By the time we all got in, the old Ford was hunkered down so low that one of my sister Carla’s kittens couldn’t have crawled underneath. The running boards scraped the curb as we eased out into Steveanne Street. I wrestled the wheel around and got the car pointed in the right direction before I looked back over my shoulder to take a last look at my California home.
The picture is printed forever in my memory – the basic pink stucco tract home with garage, in this case overflowing with old TV’s, radios and other junk Pop collected to tinker with while learning electronics by home correspondence course. I remember the weed box underneath the kitchen window ( no flowers would ever grow there ). The family was standing on the sidewalk waving goodbye. My three-year-old sister Carla had one of her luckless little kittens by the tail, idly kicking it in the head to make it swing while she waved bye-bye with the other little brown hand. Pop wore a combination worried – relieved expression as he watched us creep away. My stepmother Ethel was shaking her head at the moving mountain of machinery, people and junk. She was mumbling to herself, “They’ll never make it…they’ll never make it.”

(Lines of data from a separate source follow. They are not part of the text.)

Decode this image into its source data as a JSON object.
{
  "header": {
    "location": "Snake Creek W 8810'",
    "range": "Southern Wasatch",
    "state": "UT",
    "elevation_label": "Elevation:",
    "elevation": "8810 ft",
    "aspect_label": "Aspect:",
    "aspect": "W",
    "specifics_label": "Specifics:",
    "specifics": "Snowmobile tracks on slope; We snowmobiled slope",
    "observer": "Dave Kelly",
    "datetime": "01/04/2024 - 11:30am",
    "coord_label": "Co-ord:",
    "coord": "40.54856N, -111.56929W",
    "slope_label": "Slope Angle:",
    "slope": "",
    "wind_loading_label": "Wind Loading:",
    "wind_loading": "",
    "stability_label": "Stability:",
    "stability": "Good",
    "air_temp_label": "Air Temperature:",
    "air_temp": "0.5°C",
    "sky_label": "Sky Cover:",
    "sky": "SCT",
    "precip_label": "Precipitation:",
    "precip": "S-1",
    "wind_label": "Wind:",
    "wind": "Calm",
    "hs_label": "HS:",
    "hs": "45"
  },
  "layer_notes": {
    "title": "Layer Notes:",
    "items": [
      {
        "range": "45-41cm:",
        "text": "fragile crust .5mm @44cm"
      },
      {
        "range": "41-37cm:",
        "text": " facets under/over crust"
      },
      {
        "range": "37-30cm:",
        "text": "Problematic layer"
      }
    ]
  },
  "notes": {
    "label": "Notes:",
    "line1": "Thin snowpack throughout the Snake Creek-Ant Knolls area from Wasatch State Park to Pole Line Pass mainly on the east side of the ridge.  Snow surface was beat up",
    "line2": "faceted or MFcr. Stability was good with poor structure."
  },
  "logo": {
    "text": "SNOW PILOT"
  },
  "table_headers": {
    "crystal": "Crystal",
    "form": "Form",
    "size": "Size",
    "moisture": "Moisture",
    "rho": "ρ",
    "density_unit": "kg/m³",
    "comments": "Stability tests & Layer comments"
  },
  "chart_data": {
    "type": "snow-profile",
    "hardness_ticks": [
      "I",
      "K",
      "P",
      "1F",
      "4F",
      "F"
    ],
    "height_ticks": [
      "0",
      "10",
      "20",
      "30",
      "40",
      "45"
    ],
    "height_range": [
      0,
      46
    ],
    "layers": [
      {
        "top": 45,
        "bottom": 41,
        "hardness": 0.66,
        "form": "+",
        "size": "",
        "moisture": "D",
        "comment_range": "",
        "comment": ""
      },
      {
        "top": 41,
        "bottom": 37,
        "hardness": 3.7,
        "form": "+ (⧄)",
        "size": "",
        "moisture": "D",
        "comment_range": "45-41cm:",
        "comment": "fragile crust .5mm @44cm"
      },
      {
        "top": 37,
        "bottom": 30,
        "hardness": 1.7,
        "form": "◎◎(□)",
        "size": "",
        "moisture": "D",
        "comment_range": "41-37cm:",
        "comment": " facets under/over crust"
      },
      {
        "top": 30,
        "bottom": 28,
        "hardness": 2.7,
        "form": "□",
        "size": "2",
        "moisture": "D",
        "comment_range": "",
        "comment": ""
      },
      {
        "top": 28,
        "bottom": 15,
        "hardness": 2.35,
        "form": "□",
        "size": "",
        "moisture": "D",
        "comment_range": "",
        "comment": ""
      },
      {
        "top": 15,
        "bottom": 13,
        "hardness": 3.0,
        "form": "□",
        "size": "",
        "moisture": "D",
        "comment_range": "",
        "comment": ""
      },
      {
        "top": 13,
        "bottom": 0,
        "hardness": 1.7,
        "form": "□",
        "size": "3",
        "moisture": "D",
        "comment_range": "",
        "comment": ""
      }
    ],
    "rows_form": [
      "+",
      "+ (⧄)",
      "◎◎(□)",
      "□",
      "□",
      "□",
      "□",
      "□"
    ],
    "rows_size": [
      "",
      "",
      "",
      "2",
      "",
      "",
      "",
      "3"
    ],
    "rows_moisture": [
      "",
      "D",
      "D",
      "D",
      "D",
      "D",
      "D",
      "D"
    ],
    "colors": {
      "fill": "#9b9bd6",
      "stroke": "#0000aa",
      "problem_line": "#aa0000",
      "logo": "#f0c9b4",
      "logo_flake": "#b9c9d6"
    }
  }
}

Blinking back a tear, I faced resolutely ahead, took a firm grip on the steering wheel and floorboarded it. A little kid eating a popsickle whizzed past us on rollerskates. His backwash rocked our car. I held the gas pedal down, and gradually we drew even with the next door neighbor’s house. We were picking up steam. We caught up with the kid on skates and passed him. The car strained ahead as I shifted into second gear, and we were on our way.
An hour later we were still fighting traffic through town when Jackie says, “Are we there yet?” Leon says, “I gotta use the bathroom.” And Mick says…well, maybe I better not say what Mick said.
As it worked out, we had to stop anyway, because the car quit on us. One minute we’re rolling along, and then suddenly the motor just dies. We coasted into a service station that happened to be handy, and the guy there checked under the hood. He informed us that we had us a vapor lock. I thought he was making some kind of crack about our intelligence or something, and commenced to get mad. But he explained that a vapor lock had something to do with overheating, so that the gas would vaporize before it got into the carburetor, or something. When that happened, he said, we had two options; we could either pour cold water on the fuel pump, or we could just sit and wait for it to cool off. Then the car would start and everything would be hunky-dory. Until it overheated again. No big deal. It didn’t happen too often, and we needed to stop and rest every now and then anyway. We’d definitely get there sooner or later, maybe.
Little by little we made it out of town without the cops stopping us. Not that we were speeding or anything. We were more like, obstructing traffic. I guess the cops figured it was better to go ahead and allow us to escape from their jurisdiction rather than to try to describe our vehicle in their report.